Tuesday, September 10, 2019

A simple cure for Ransomware?

We've seen a rash of ransomware attacks against small towns.  This is malware that encrypts all the files on the computer and demands a ransom for a key to decrypt them.  Most recently we saw a bunch of towns in Texas succumbing to the attack.  But not all towns submit:
The City of New Bedford, in Massachusetts, has found a way to deal with ransomware without paying: shoring up defenses, restoring from backups, and rebuilding systems.

The attack on the American city's systems was identified on July 5, after employees noticed unusual network activity upon returning from the July 4th holiday, Mayor Jon Mitchell explained in a press conference on Wednesday.

"We haven't seen any interruption in municipal services at all," said Mitchell.

The city's Management Information Systems (MIS) staff identified the presence of the file-scrambling RYUK nasty, a sophisticated form of ransomware, and through prompt action managed to limit its impact.

...

Unwilling to pay $5.3m, Mitchel said he made a counter-offer of $400,000, based on cyber-insurance proceeds available to the city. The cyber-crim declined and the city continued negotiating, buying the IT staff the time needed to bolster defenses and restore files from backups, to the extent possible.
Good on them.  A good data backup strategy cures a multitude of security sins.  You can find ASM826's and my recommendations here.

5 comments:

Old NFO said...

It's always attention to detail, and keeping up with the threats, which few do... sigh

SiGraybeard said...

How do you ensure that your backup doesn't reinfect your system?

It seems the ransomware creators would put the infection on your system and let it hide itself for a while before springing the trap. When you restore your backups, you restore the malware with it.

Eagle said...

It may hurt your employees' feelings, but the first step is to disable the internal network from directly accessing the outside world. How many employees really need to use YouTube or Facebook Messenger on their business systems? If they want to do that, they should use their personal phones - not company or government equipment.

Next step: every system that needs outside access goes thru a proxy server. Services are limited to email and limited browsing, with the proxy "blacklist" disallowing access to malware transport mechanisms (such as Snapchat and other services).

Every email is scanned before becoming available to the user. Yes, that means that some email attachments won't get through. Sorry. If it's that important, set up a relay system: the file is deposited on a system in the DMZ, checked for viruses/malware, and then the user copies it from the DMZ to a local system after the file has been okayed.

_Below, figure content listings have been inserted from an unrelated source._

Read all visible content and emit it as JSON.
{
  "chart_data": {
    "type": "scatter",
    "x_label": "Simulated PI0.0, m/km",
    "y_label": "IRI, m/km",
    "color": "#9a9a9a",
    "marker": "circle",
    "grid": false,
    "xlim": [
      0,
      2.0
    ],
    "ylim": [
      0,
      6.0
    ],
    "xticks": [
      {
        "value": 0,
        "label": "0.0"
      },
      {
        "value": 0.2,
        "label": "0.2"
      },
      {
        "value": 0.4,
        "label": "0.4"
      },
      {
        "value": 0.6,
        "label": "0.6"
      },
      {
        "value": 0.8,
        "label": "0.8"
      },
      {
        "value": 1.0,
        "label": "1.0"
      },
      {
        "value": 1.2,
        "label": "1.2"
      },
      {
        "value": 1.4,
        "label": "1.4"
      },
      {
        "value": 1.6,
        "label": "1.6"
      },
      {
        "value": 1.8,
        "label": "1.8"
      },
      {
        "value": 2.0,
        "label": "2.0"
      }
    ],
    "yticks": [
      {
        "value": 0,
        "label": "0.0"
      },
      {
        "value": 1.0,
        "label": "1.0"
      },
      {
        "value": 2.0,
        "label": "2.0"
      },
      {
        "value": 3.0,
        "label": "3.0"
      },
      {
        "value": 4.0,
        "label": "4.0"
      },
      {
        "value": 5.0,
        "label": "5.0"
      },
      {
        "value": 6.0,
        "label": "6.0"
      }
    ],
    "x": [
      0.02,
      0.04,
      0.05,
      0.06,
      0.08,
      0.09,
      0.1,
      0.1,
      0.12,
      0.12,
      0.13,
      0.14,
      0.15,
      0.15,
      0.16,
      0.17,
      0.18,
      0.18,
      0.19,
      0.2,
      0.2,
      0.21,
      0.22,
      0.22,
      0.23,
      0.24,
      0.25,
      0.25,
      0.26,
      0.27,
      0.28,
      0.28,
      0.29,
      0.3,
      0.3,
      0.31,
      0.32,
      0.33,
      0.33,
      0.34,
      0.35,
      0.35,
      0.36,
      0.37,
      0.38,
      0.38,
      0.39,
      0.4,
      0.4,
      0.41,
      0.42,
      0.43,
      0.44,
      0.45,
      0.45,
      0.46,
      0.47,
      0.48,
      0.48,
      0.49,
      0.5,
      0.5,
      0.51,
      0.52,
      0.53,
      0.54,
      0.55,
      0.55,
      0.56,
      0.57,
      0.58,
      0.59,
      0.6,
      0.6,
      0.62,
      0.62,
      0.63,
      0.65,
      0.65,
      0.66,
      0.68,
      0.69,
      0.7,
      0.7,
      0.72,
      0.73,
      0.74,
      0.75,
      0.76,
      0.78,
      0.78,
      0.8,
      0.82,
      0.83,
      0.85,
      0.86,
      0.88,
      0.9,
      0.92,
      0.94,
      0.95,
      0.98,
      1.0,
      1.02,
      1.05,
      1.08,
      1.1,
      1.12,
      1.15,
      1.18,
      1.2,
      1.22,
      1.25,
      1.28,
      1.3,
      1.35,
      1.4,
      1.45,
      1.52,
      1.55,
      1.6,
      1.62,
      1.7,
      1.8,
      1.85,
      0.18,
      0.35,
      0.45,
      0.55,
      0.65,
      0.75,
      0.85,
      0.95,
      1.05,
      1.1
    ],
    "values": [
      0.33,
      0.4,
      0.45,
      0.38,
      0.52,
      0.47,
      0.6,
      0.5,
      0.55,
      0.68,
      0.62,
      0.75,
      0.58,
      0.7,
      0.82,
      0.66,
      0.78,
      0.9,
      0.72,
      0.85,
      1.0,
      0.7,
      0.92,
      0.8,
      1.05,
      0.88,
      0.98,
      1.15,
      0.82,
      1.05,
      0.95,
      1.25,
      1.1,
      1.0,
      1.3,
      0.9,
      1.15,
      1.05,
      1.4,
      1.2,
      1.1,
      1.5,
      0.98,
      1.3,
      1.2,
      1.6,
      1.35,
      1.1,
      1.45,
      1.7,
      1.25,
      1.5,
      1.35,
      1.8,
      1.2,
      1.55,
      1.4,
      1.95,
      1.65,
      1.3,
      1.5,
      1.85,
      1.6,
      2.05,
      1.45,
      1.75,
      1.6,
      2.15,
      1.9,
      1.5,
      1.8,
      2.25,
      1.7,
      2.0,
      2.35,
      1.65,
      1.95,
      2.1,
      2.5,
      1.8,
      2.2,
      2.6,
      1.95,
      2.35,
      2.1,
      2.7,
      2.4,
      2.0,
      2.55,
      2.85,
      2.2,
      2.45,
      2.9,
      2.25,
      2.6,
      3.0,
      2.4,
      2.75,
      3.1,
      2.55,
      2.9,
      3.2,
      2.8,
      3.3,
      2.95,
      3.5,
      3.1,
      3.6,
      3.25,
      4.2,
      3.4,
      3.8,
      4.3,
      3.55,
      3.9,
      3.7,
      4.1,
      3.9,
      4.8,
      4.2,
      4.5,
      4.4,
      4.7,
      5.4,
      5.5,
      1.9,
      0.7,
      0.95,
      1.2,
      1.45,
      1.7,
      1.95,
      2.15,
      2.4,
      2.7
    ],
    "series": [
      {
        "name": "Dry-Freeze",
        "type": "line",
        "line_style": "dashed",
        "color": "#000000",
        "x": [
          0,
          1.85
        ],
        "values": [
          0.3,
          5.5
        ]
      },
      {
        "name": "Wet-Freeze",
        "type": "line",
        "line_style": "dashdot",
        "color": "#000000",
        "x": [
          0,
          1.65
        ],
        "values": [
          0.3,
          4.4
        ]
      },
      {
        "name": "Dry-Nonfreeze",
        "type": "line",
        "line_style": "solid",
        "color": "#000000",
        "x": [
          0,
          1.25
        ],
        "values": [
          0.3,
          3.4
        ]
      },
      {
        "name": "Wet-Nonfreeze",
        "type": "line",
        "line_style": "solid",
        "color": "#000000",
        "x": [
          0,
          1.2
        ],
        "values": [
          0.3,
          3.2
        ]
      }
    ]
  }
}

Next: use multi-factor login protection. Some kind of physical token and a password. You DON'T GET IN without BOTH - which means that network logins are completely disabled.

Lastly, for network-facing services, the system facing the network sits outside the DMZ. It communicates to a system inside the DMZ which checks the request and any payload, and verifies it's ok. If the request is ok, it is passed from the DMZ into the network itself.

If you want to protect yourself, these are only the first steps. There are more... but you get the idea.

GOOD security isn't easy to implement, but it will pay off in the long run.

Borepatch said...

Graybeard, there's no reason to back up executable files, as long as you have an easy way to reinstall (say, recovery partition or Linux distro).

McChuck said...

This is where good virtual systems really come in handy.